Normal stress arising from the unidirectional tensile force must be transformed to the coordinate system attached to the glued surface.

The transformation of the stresses is the following:

Eq.(2-9)

\{\begin{matrix} σ ‘_{x} \\ σ ‘_{y} \\ τ ‘_{x y} \end{matrix}\} = T_{σ} σ = [\begin{matrix} \cos^{2} β & \sin^{2} β & 2 \sin β \cos β \\ \sin^{2} β & \cos^{2} β & - 2 \sin β \cos β \\ - \sin β \cos β & \sin β \cos β & \cos^{2} β - \sin^{2} β \end{matrix}] \{\begin{matrix} σ_{x} \\ σ_{y} \\ τ_{x y} \end{matrix}\} = [\begin{matrix} 0.96 & 0.04 & 0.38 \\ 0.04 & 0.96 & - 0.38 \\ - 0.19 & 0.19 & 0.92 \end{matrix}] \{\begin{matrix} \frac{F}{A} \\ 0 \\ 0 \end{matrix}\} = \{\begin{matrix} 12.82 \\ 0.512 \\ - 2.564 \end{matrix}\} 10^{- 5} F

where the angle of transformation is

$β = \tan^{- 1} \frac{50}{250} = 0.197$ .

The allowed force from tension is

$σ ‘_{x} = f \to 12.82 \times 10^{- 5} F = 12 \frac{N}{{mm}^{2}} \to F_{σ} = 93.6 kN$ .

The allowed force from shear is

$τ ‘_{x y} = f_{τ} \to 2.564 \times 10^{- 5} F = 5 \frac{N}{{mm}^{2}} \to F_{τ} = 195 kN$ .

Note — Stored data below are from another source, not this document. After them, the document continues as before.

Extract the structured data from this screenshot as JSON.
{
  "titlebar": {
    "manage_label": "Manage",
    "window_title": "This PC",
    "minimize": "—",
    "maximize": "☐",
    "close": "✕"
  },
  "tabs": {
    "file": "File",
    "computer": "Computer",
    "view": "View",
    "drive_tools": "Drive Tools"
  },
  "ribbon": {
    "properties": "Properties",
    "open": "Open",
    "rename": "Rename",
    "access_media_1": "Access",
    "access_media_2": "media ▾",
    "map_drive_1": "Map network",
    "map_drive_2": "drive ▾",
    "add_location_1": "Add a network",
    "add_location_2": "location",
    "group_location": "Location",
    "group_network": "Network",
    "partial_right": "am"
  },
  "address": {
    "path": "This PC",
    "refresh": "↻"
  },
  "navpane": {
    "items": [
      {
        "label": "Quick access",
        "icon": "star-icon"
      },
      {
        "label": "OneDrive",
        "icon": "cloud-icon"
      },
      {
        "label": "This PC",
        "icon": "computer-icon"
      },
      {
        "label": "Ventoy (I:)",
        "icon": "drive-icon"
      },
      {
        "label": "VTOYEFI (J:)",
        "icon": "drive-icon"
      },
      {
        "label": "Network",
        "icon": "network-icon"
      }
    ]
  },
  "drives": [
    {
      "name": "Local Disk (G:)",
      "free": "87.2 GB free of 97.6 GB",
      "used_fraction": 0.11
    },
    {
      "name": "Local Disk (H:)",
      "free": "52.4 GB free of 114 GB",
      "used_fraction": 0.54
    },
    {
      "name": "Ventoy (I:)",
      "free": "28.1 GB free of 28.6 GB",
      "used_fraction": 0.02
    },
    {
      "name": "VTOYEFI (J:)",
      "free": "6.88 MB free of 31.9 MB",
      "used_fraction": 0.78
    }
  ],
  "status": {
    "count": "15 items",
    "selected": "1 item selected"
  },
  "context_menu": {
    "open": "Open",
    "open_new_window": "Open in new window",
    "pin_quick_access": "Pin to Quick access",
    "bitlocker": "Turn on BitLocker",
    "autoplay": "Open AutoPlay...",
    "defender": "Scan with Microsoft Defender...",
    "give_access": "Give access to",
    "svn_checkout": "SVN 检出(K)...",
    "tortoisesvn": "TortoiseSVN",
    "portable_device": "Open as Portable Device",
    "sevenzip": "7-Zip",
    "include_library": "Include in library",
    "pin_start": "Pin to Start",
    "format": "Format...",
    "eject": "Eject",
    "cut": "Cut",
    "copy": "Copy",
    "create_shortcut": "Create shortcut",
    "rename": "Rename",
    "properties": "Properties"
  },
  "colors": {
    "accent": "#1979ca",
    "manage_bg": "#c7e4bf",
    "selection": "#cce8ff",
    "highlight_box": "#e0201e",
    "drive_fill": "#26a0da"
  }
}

The maximum allowed force is the minimum of the above two limits:

$F_{m a x} = \min (F_{σ}, F_{τ}) = 93.6 k N$ .

Question b)

The member is in pure tension stage. Before transformation we had a unidirectional stress, thus

$σ_{1} = σ_{x} and σ_{2} = 0$ .

It can be checked also by introducing the stresses, into Eq.2-11.

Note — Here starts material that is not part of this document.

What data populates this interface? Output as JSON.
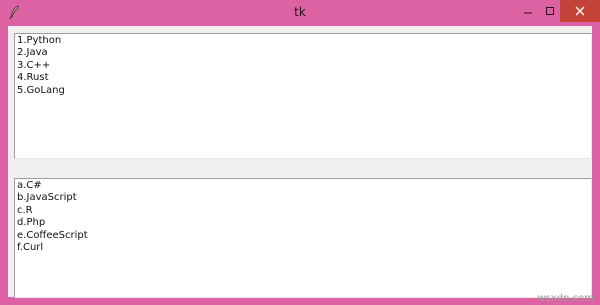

See Mohr circle in Figure 2.7b

Von Mises failure criterion gives the maximum allowed force

$\sqrt{σ_{1}^{2} + σ_{2}^{2} - σ_{1} σ_{2}} = f \to \sqrt{{(\frac{F}{A})}^{2} + 0 - 0} = f \to \frac{F}{150 \times 50} = 12 \frac{N}{{mm}^{2}} \to F = 90 kN .$

Eq.2-24